Audible sound is an inevitable physical phenomenon which can be “the best or the worst of all things.” In its best form, it is essential to human communication and entertainment. In its worst form, it appears as a social and health threat through noise in urban and domestic environments, arising from sources such as vehicles, ventilation systems, construction sites, and aircraft engines.

Noise as a Health Issue

Both European and international organisations identify noise as a major health issue of modern society and insist on regulating its levels. Some modern noise reduction solutions, using artificial periodic composites and benefiting from 3D printing techniques, do exist. However, an important problem regarding sound absorption still remains unsolved and unexplored.

Challenges with High Amplitude Nonlinear Waves

High amplitude nonlinear waves cannot be absorbed using the existing conventional techniques and devices. These high amplitude nonlinear waves pose an even larger problem than noise. When they appear in applications such as power plants or gas transport systems, they can cause significant environmental, reliability, and safety problems stemming from vibration and structural fatigue.

Project Overview

In an original perspective, the NASA project will utilise recent results from non-Hermitian physics to tame and absorb high amplitude, nonlinear sound waves. The project strives to uncover the main sources of nonlinearity in acoustic isolation solutions and to use active nonreciprocal scatterers in unison with modern concepts such as topological physics. This approach proposes an unconventional way to efficiently absorb nonlinear acoustic waves.

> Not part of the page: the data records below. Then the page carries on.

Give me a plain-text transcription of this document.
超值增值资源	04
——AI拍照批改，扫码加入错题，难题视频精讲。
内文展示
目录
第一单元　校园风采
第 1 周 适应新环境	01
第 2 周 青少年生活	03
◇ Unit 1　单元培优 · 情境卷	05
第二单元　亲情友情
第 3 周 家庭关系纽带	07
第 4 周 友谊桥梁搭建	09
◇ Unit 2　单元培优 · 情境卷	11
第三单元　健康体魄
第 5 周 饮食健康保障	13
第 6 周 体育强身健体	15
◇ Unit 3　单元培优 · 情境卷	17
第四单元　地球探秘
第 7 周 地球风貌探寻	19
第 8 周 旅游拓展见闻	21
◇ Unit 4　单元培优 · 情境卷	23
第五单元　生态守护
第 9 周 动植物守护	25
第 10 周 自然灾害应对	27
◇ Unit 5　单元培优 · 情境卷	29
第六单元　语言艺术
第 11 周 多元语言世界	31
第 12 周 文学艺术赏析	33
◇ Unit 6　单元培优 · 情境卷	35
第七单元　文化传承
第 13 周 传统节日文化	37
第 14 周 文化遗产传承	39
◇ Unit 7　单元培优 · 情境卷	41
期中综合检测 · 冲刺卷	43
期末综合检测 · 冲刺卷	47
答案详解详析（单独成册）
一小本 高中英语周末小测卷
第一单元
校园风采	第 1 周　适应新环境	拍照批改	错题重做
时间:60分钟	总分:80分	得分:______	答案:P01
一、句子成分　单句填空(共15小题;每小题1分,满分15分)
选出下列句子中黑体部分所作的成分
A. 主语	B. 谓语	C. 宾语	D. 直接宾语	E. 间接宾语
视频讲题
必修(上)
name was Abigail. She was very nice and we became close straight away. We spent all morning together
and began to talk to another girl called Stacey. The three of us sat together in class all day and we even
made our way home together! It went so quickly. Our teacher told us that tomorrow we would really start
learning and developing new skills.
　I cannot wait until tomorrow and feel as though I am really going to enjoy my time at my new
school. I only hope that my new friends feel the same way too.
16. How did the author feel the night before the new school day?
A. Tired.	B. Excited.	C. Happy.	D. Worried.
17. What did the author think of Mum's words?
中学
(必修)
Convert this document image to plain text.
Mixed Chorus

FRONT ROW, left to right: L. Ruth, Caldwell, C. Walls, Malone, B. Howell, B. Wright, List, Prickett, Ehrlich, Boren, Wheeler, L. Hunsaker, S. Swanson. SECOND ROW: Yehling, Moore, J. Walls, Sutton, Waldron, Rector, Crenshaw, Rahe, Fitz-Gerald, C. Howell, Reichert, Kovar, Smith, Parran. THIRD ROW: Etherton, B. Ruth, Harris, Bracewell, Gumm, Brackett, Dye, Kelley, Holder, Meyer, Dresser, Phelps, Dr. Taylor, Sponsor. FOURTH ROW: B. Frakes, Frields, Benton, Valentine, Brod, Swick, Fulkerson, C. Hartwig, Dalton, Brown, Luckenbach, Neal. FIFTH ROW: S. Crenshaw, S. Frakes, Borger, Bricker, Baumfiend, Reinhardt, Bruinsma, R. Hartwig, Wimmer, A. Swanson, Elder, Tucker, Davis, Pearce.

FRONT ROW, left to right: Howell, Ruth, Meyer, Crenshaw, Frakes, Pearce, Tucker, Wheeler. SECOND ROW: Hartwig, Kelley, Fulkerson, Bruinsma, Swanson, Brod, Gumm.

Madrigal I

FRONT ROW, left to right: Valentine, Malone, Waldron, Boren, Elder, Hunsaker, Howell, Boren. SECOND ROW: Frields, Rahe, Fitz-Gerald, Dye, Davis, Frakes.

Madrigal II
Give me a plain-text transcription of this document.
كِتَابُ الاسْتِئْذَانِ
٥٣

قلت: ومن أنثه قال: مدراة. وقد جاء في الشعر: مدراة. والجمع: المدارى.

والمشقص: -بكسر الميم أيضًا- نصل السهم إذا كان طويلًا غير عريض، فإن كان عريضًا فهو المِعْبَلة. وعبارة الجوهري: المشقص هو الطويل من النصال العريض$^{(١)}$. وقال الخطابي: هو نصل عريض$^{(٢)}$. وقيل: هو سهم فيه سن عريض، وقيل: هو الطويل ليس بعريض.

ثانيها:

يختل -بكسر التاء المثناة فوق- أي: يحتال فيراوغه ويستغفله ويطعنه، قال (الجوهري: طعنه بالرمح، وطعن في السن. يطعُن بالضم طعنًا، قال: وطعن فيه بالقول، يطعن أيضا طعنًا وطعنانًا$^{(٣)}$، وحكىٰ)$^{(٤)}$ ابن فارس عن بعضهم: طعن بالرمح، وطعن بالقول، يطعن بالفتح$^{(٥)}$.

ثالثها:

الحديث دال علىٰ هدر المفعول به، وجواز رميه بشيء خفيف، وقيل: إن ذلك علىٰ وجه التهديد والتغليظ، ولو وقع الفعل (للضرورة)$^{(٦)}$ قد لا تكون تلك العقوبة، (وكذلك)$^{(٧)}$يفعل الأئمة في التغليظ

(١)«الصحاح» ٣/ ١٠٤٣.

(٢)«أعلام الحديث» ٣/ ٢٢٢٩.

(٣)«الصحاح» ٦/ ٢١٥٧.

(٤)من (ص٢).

Fundamental Questions and Goals

Nonlinearity, which is known to lead into chaos and randomness, when in conjunction with non-Hermiticity, raises fundamental questions. Their synergy may revolutionise our ability to control waves. Within NASA, I aim to develop novel design principles and tools which will foster the development of efficient, adoptable, and reliable noise reduction technologies, particularly in heavy industry and aviation.